急性音響障害の場合は、突発性難聴に準じた治療を早期に行うことが大切です。
■感音性難聴の治療、対処方法
徐々に聞こえが低下してきたなどの慢性的な感音性難聴に対する明確な治療方法はいまだ発見されていません。
しかし、原因を明確にすることによって対処する方法はあります。
加齢が原因の場合、難聴がこれ以上進行しないようにするために定期的な聴力検査が大切になります。
周囲とのコミュニケーションに問題がでてきた場合は、補聴器の装用を検討することも1つの方法です。
ただし補聴器を使用したからといって、すぐに以前と全く同じ状態に聴力が戻るわけではありません。
自身の聴力に合わせて、よく聞こえている高さの音はそのままで、自身の聞き取ることが難しかった高さの音のみを増幅し、耳に沢山入るように、補聴器を作成、さらには根気強く微調整、継続して使用をすることによって、言葉の情報量が増え、脳もその状態に慣れてきて、聞き取りがよくなることが期待できます。
まずはお近くの耳鼻咽喉科で相談しましょう。
内耳の病気が原因の場合、急性期で症状によっては投薬などで改善ができる場合があります。
難聴は発症してから1か月以上経過してしまうと、聴力が元の状態に戻りにくい傾向があります。
1週間から遅くとも10日以内に受診し治療を開始することで改善する可能性が高くなります。
騒音が原因の場合、生活の中で原因となっている音を取り除き、耳を休めることが大切になります。
もし仕事場の騒音が原因であるならば、可能なら耳栓の装用などを検討するといいでしょう。
急性音響障害の場合は早期の受診、治療開始で回復する可能性があります。
■感音性難聴の予防
前述の騒音性難聴の場合は、音の大きさのみではなく、音に暴露された期間も関係してきます。

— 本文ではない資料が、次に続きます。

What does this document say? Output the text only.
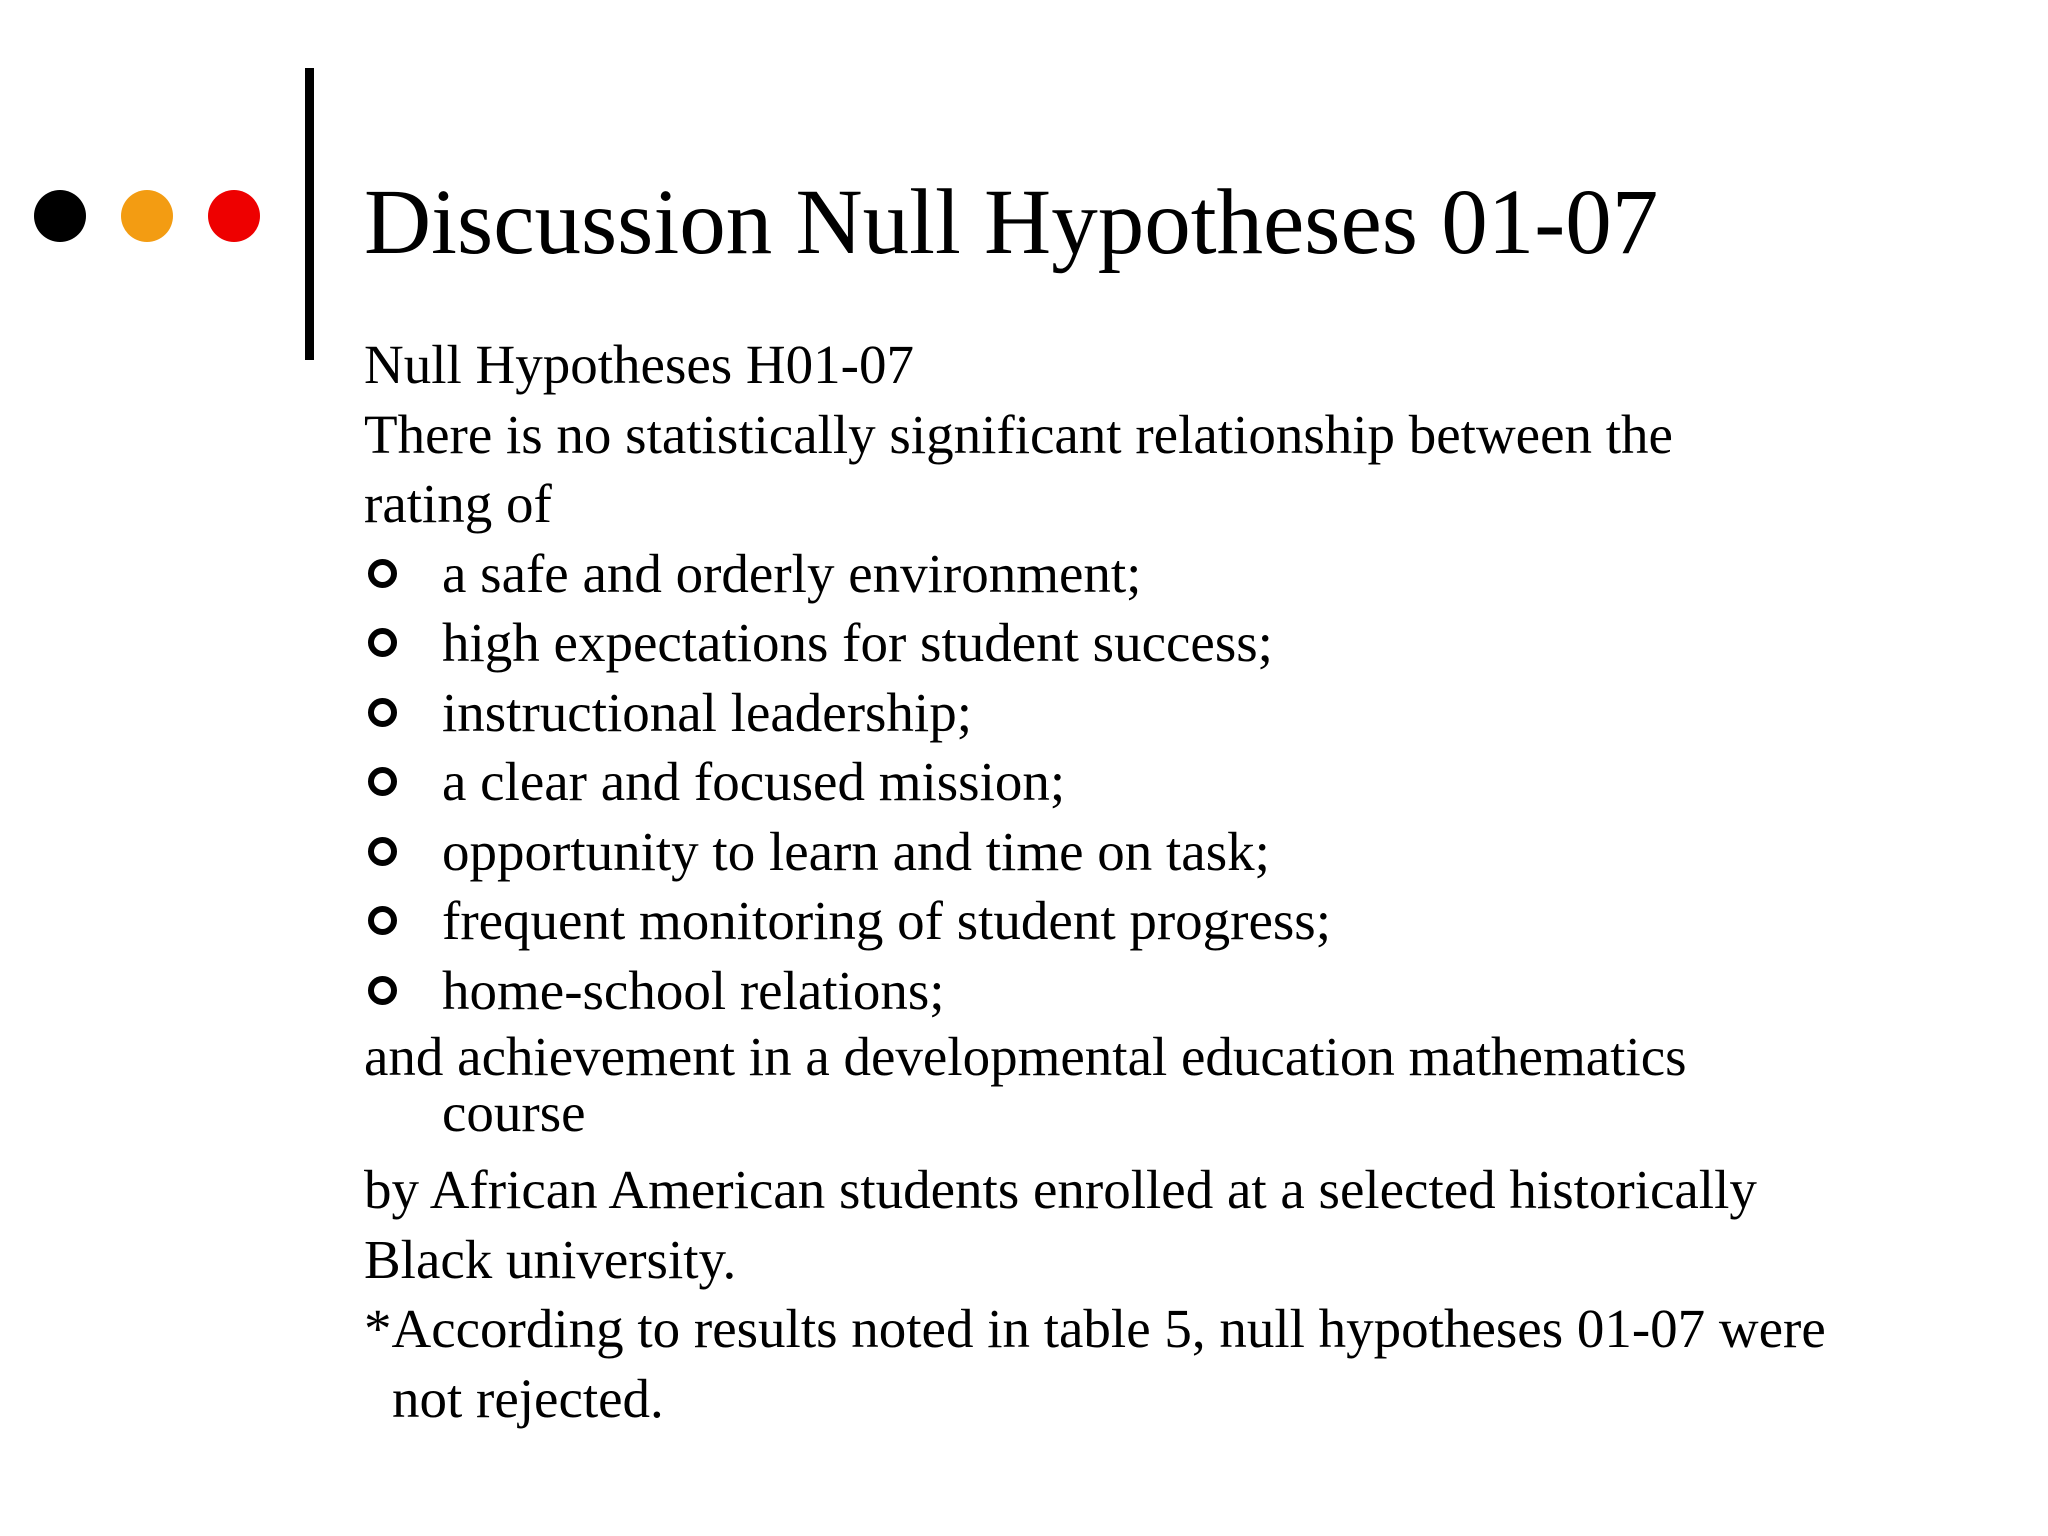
Discussion Null Hypotheses 01-07
Null Hypotheses H01-07
There is no statistically significant relationship between the
rating of
a safe and orderly environment;
high expectations for student success;
instructional leadership;
a clear and focused mission;
opportunity to learn and time on task;
frequent monitoring of student progress;
home-school relations;
and achievement in a developmental education mathematics
course
by African American students enrolled at a selected historically
Black university.
*According to results noted in table 5, null hypotheses 01-07 were
not rejected.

よって感音性難聴にならないための予防策としては、確実なものはありませんが、若い頃からどれだけ自分の耳のことを気遣い、生活を送ることができるかが大切になります。
具体的な方法としては、
・騒音環境のお仕事の場合は、可能なら耳栓を使用する
・音楽を聞く音量、時間、場所を考え、耳を休ませる時間を作る
・どうしても騒音環境下で音楽を聞くときは、気がついたら周囲の音に合わせて大音量になっていた、などということがないように、密閉型のヘッドホンの使用やノイズキャンセリング機能を活用する
・大音量のコンサートに行く場合は、寝不足や過労が無い状態で飲酒を控える
以上のような行動を心がけることにより、感音性難聴を発症する可能性は減らすことは可能かと思います。